Civil society in forefront of struggle for gender parity, UN chief tells townhall event
The United Nations has embarked on an initiative to address the male-dominated power structure within its own ranks and now has more women than men in the senior management team, Secretary-General António Guterres told civil society activists on Tuesday.
Date: Tuesday, March 13, 2018
“The struggle for gender equality is a tough struggle, and obviously it is tougher when we look at it from the perspective of Governments and institutions,” Mr.

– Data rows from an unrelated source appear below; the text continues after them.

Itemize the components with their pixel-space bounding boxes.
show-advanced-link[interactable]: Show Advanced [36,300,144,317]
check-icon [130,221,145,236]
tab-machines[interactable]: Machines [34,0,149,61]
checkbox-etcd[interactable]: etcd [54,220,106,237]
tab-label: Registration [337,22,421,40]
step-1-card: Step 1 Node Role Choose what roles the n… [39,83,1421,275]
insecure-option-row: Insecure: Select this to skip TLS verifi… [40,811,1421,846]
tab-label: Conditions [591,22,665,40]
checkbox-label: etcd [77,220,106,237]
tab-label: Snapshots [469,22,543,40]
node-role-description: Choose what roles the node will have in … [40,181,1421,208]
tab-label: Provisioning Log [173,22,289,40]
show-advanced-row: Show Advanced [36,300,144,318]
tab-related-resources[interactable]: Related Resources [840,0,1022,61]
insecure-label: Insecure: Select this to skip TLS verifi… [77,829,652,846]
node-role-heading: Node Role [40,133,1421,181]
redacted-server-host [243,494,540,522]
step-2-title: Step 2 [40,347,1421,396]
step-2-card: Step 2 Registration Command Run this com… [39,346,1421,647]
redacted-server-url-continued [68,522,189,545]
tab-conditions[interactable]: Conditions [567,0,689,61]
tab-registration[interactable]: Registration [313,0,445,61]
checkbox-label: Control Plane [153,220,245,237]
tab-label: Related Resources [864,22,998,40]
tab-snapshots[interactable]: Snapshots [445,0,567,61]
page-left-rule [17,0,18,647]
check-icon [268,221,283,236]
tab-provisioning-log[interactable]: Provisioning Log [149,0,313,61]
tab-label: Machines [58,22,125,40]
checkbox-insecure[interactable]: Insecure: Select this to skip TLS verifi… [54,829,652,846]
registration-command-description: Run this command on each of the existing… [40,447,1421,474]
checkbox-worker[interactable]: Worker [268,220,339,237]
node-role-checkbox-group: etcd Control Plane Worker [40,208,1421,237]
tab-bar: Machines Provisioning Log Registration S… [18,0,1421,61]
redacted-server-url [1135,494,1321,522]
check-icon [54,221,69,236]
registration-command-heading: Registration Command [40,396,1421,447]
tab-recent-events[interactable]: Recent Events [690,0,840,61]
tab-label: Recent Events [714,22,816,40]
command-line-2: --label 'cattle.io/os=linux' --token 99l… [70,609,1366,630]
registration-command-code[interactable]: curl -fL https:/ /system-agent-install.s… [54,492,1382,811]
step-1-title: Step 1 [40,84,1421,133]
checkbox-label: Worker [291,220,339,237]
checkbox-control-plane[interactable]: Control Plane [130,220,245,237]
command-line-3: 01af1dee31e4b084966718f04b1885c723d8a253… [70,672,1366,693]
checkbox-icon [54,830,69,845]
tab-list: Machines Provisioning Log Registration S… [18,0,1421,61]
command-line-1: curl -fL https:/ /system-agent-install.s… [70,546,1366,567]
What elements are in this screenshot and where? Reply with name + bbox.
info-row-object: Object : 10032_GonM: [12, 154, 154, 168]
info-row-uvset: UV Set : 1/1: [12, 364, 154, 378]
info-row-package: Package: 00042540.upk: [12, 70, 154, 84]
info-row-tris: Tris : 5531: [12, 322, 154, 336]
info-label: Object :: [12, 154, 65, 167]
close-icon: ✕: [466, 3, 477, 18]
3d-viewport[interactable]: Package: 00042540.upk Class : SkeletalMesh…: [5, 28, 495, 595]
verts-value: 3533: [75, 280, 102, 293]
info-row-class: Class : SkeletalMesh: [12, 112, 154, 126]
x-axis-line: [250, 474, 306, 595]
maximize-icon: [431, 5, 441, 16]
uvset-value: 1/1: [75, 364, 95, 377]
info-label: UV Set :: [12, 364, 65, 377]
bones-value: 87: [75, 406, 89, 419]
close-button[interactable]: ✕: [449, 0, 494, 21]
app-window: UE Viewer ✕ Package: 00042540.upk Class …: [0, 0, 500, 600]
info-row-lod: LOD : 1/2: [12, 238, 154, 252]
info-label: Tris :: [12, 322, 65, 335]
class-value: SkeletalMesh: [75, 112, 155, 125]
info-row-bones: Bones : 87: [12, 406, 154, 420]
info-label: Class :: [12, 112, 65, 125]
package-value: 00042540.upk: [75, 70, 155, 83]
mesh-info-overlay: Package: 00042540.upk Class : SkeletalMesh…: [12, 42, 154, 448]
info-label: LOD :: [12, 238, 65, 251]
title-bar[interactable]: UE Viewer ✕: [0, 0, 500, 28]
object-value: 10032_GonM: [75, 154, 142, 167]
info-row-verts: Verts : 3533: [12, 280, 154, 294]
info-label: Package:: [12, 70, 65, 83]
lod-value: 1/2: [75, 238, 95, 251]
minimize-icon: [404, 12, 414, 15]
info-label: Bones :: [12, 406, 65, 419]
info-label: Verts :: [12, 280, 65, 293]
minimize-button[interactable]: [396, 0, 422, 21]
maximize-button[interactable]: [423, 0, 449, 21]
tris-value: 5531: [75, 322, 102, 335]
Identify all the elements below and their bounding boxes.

Guterres said during a town hall-style discussion at UN Headquarters in New York, an event held on the margins of the 62nd session of the UN Commission on the Status of Women (CSW62), the UN’s largest gathering on gender equality.

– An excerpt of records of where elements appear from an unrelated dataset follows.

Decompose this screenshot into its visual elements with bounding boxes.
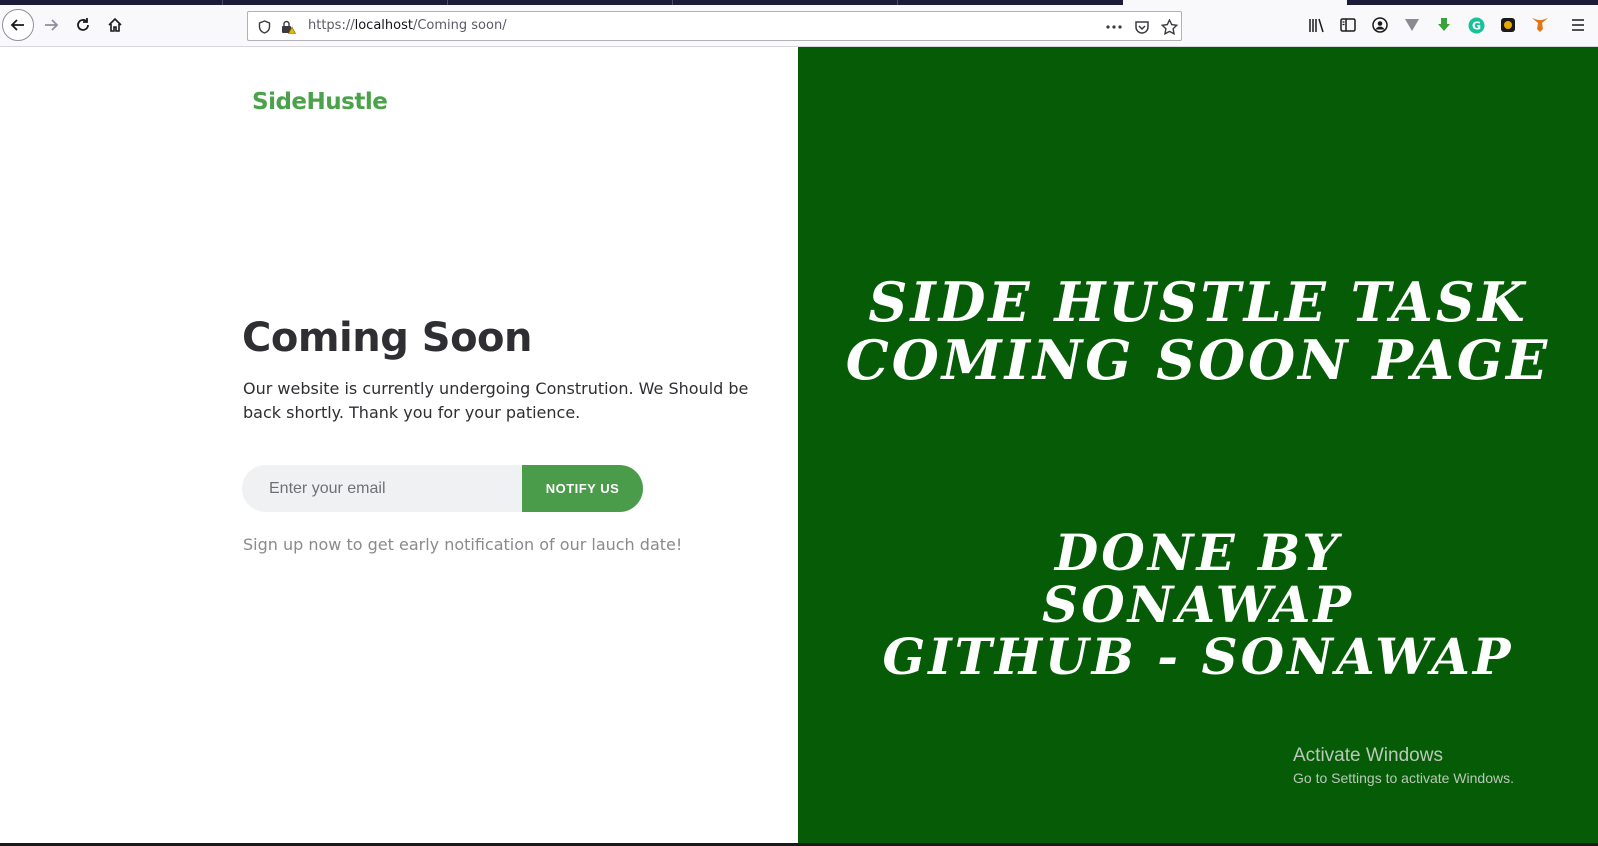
sidebar-icon xyxy=(1340,18,1356,32)
page-title: Coming Soon xyxy=(242,315,533,361)
watermark-title: Activate Windows xyxy=(1293,745,1443,766)
forward-icon xyxy=(45,19,59,31)
shield-icon[interactable] xyxy=(254,17,274,37)
logo-text: SideHustle xyxy=(252,89,388,115)
extension-button[interactable] xyxy=(1397,10,1427,40)
sidehustle-logo[interactable]: SideHustle xyxy=(252,89,388,115)
forward-button[interactable] xyxy=(36,10,66,40)
extension-dark-icon xyxy=(1501,18,1515,32)
signup-note: Sign up now to get early notification of… xyxy=(243,535,683,554)
library-button[interactable] xyxy=(1301,10,1331,40)
author-line-2: SONAWAP xyxy=(1041,575,1354,634)
url-prefix: https:// xyxy=(308,18,355,33)
notify-form: NOTIFY US xyxy=(242,465,643,512)
author-line-1: DONE BY xyxy=(1054,523,1342,582)
page-content: SideHustle Coming Soon Our website is cu… xyxy=(0,47,1598,843)
url-host: localhost xyxy=(354,18,413,33)
left-panel: SideHustle Coming Soon Our website is cu… xyxy=(0,47,798,843)
extension-icon xyxy=(1405,19,1419,31)
library-icon xyxy=(1308,18,1324,32)
more-icon[interactable] xyxy=(1104,17,1124,37)
sidebar-button[interactable] xyxy=(1333,10,1363,40)
grammarly-button[interactable]: G xyxy=(1461,10,1491,40)
grammarly-icon: G xyxy=(1468,17,1484,33)
banner-line-1: SIDE HUSTLE TASK xyxy=(868,270,1528,334)
home-icon xyxy=(108,17,122,32)
browser-toolbar: https://localhost/Coming soon/ G xyxy=(0,5,1598,47)
banner-heading: SIDE HUSTLE TASK COMING SOON PAGE xyxy=(798,273,1598,389)
email-input[interactable] xyxy=(242,465,532,512)
account-icon xyxy=(1372,17,1388,33)
home-button[interactable] xyxy=(100,10,130,40)
pocket-icon[interactable] xyxy=(1132,17,1152,37)
menu-button[interactable] xyxy=(1563,10,1593,40)
banner-line-2: COMING SOON PAGE xyxy=(845,328,1551,392)
activate-windows-watermark: Activate Windows Go to Settings to activ… xyxy=(1293,745,1514,786)
url-bar[interactable]: https://localhost/Coming soon/ xyxy=(247,11,1182,41)
bookmark-star-icon[interactable] xyxy=(1159,17,1179,37)
reload-icon xyxy=(77,18,89,31)
extension-dark-button[interactable] xyxy=(1493,10,1523,40)
reload-button[interactable] xyxy=(68,10,98,40)
watermark-subtitle: Go to Settings to activate Windows. xyxy=(1293,770,1514,786)
lock-warning-icon[interactable] xyxy=(278,17,298,37)
menu-icon xyxy=(1572,19,1584,31)
back-icon xyxy=(10,19,24,31)
download-extension-icon xyxy=(1438,18,1450,31)
notify-button[interactable]: NOTIFY US xyxy=(522,465,643,512)
back-button[interactable] xyxy=(2,9,34,41)
download-extension-button[interactable] xyxy=(1429,10,1459,40)
page-description: Our website is currently undergoing Cons… xyxy=(243,379,749,422)
svg-text:G: G xyxy=(1471,19,1480,32)
url-path: /Coming soon/ xyxy=(412,18,507,33)
author-heading: DONE BY SONAWAP GITHUB - SONAWAP xyxy=(798,527,1598,683)
author-line-3: GITHUB - SONAWAP xyxy=(882,627,1514,686)
url-text[interactable]: https://localhost/Coming soon/ xyxy=(308,18,507,33)
right-panel: SIDE HUSTLE TASK COMING SOON PAGE DONE B… xyxy=(798,47,1598,843)
metamask-icon xyxy=(1532,18,1548,32)
metamask-button[interactable] xyxy=(1525,10,1555,40)
account-button[interactable] xyxy=(1365,10,1395,40)
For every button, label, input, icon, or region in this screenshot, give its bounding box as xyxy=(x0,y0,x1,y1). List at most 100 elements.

“So it is civil society that is indeed being in the forefront of this struggle... Without civil society leadership and pressure, I doubt we would be where we are today,” he added.
The Commission is taking place from 12 to 23 March, with the theme, ‘Challenges and opportunities in achieving gender equality and the empowerment of rural women and girls,’ bringing together global leaders, non-governmental organizations, private sector actors, UN partners and activists from around the world.
I met today with Civil Society Organizations attending #CSW62. I was energized by their active engagement and passion towards women’s rights and equality for all. https://t.co/rZR0uEEXij pic.twitter.com/sCk4tDez2t— António Guterres (@antonioguterres) March 13, 2018
The UN chief stressed that the Organization must reach gender parity, starting from the upper echelons, noting that his Executive Office now has a staff ratio of 56 per cent for women against 44 per cent for men. The female-male ratio was 40 per cent to 60 per cent when he started as the top executive.
At the most-senior management level, gender parity was reached last month – for the first time in UN history – with 23 women against 21 men. “This is the clear symbol that when I talked about gender parity, it is not just an intention,” he said.
In April, he expects to increase the proportion of female resident coordinators from 47 per cent now to 50 per cent.